"Suddenly Last Summer," the Tennessee Williams one-act play that was padded to make a movie as a star vehicle for Katharine Hepburn, Elizabeth Taylor and Montgomery Clift, is full of snares for a small community theater.

The short play is distilled Williams, and there lies the rub for a nonprofessional troupe. Both the strengths and the weaknesses of Williams are a challenge -- the flights of poetic language, the fascinating characters with twisted psyches, the big scenes of dramatic confrontation and, finally, an absurb plot.

The Georgetown Workshop Theatre, now in its 13th year, is fortunate to have veteran actress Evelyn Woolston to carry its production of "Suddenly Last Summer," the centerpiece of a trio of one-act plays being staged on Thursdays, Friday and Saturdays until May 24.

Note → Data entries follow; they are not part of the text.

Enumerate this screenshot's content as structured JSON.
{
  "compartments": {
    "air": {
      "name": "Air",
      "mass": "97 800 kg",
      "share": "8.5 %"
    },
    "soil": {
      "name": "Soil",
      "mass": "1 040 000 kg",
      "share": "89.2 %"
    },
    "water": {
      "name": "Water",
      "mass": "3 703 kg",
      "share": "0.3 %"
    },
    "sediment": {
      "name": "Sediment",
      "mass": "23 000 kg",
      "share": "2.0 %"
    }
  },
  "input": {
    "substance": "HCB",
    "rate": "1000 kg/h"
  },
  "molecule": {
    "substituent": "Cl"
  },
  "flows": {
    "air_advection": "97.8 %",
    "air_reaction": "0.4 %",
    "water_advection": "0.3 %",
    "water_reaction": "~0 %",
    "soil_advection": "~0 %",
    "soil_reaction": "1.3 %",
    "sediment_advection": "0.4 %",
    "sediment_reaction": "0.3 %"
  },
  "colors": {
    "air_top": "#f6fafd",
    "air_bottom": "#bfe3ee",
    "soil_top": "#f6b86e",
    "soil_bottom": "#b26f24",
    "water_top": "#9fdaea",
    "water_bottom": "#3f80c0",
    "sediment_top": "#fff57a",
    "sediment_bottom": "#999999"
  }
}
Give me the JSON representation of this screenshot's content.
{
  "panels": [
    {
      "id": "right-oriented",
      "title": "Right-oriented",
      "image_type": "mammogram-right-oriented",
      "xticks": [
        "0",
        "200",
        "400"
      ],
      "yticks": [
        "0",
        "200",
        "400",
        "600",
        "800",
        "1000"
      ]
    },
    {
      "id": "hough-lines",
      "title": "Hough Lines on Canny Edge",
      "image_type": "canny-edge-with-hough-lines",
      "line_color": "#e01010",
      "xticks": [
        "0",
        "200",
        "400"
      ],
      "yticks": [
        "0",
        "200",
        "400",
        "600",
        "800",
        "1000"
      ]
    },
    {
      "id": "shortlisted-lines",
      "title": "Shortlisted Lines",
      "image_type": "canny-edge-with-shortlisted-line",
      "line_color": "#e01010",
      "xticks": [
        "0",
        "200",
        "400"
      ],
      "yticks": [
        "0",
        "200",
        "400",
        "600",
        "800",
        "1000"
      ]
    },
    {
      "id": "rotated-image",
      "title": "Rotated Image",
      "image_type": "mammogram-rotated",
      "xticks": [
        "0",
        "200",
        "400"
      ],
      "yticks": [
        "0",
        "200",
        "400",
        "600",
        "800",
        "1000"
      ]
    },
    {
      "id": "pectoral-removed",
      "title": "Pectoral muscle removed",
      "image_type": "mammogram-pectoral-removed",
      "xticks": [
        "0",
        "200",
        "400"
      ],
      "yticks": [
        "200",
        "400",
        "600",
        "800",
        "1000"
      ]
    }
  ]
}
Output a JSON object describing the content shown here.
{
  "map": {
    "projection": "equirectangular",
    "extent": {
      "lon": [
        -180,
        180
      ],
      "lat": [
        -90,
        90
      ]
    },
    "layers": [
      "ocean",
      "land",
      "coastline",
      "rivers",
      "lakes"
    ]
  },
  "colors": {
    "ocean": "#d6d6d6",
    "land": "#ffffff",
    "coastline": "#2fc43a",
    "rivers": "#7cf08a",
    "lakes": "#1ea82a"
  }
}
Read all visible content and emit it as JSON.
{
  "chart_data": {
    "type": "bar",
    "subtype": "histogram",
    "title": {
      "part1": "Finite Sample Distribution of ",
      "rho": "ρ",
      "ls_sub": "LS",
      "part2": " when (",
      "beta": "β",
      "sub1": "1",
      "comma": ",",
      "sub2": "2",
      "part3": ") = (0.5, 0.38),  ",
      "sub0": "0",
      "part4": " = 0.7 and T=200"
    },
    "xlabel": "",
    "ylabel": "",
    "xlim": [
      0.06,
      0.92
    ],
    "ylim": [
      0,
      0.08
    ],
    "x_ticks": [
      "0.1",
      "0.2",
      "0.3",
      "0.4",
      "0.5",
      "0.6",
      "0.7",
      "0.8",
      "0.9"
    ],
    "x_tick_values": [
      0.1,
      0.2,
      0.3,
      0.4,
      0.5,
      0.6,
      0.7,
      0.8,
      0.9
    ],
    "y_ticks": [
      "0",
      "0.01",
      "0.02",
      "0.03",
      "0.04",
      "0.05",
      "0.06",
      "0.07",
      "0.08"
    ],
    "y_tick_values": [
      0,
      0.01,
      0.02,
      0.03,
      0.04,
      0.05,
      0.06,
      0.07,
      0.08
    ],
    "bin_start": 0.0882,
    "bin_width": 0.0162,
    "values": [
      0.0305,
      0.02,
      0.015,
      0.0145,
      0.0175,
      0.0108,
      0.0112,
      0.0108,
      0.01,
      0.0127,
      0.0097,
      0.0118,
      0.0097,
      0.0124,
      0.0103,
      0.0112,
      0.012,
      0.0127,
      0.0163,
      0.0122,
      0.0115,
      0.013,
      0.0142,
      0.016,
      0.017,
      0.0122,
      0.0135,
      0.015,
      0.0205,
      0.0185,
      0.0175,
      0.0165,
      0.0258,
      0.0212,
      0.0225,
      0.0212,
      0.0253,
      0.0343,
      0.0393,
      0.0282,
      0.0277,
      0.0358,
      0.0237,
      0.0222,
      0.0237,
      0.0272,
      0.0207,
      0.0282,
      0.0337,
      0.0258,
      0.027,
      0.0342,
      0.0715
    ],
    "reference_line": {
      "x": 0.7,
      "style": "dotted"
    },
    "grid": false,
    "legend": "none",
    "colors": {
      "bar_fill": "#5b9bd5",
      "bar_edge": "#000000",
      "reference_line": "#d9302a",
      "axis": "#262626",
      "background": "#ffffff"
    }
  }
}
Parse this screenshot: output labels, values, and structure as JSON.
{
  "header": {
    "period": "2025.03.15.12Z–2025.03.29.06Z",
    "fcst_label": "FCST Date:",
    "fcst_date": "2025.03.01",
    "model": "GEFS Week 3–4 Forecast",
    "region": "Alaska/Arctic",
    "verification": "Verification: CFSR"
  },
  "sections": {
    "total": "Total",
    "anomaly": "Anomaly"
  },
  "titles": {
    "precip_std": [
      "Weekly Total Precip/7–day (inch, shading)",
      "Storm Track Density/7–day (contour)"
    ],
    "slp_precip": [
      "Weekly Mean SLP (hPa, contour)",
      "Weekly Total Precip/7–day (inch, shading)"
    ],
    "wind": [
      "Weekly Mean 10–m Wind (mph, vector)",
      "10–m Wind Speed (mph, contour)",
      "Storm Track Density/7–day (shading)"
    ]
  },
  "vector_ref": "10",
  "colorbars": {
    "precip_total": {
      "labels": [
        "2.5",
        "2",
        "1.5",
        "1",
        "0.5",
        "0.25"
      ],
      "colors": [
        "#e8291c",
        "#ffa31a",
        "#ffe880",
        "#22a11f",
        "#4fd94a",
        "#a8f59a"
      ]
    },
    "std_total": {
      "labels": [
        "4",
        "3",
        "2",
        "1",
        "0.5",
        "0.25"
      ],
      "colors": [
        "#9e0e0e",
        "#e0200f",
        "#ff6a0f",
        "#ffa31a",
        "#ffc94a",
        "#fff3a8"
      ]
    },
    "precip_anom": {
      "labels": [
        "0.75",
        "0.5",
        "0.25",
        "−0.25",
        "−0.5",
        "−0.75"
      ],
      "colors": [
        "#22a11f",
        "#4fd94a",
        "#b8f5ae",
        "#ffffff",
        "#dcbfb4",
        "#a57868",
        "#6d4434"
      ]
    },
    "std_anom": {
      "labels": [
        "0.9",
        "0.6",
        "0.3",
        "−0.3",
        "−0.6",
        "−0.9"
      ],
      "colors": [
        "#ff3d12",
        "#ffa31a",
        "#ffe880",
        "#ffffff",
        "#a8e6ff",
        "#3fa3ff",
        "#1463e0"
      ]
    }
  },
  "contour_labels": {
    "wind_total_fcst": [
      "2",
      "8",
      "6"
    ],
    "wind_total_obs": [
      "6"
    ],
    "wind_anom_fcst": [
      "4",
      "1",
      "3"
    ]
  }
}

As Mrs. Venable, Woolston is the essence of the jealously possessive mother, clinging to her son in death as well as life. She enters, a fragile-looking elderly southern lady leaning heavily on a cane. Woolston, whose slight stature is made to order for the part, captures Mrs. Venable's obsessed determination to protect her son's memory. In the scene in which she must listen to the horrible tale of her son's death, her face is a mirror of changing emotions.

Other members of the cast give reasonably competent performances even if they do not rise to special distinction. Celeste Morrow is Catherine, the cousin who recounts the story of the son's death as the prey of a vulturine band of homosexual boys on a Mediterranean beach. The hysteria is there but not the essential horror. Robert Stuart is the young, idealistic doctor called in by Mrs. Venable to perform a lobotomy on Catherine to stop her babbling. It isn't a role that offers an actor much chance to be other than a naive young man.

The other two plays in the production are slight items. "Ways and Means" is a witty, sophisticated Noel Coward play with a 1920s setting on the Cote d'Azur. "The Lady of the Larkspur Lotion" is a 10-minute vignette by Williams that deals with his oft-repeated theme of people who need delusions to survive a harsh reality.

In the Noel Coward play, Vicki Smith and Jon Helmrich are properly attractive and charming as the irresponsible young couple who come up with an inspired scheme to replenish their resources -- join forces with a burglar who has come to rob them.

"One by Noel, Two by Tenn" is directed by Frederic Lee. The trio of plays is being staged at the Christ Church Parish Hall, 3116 O St. NW.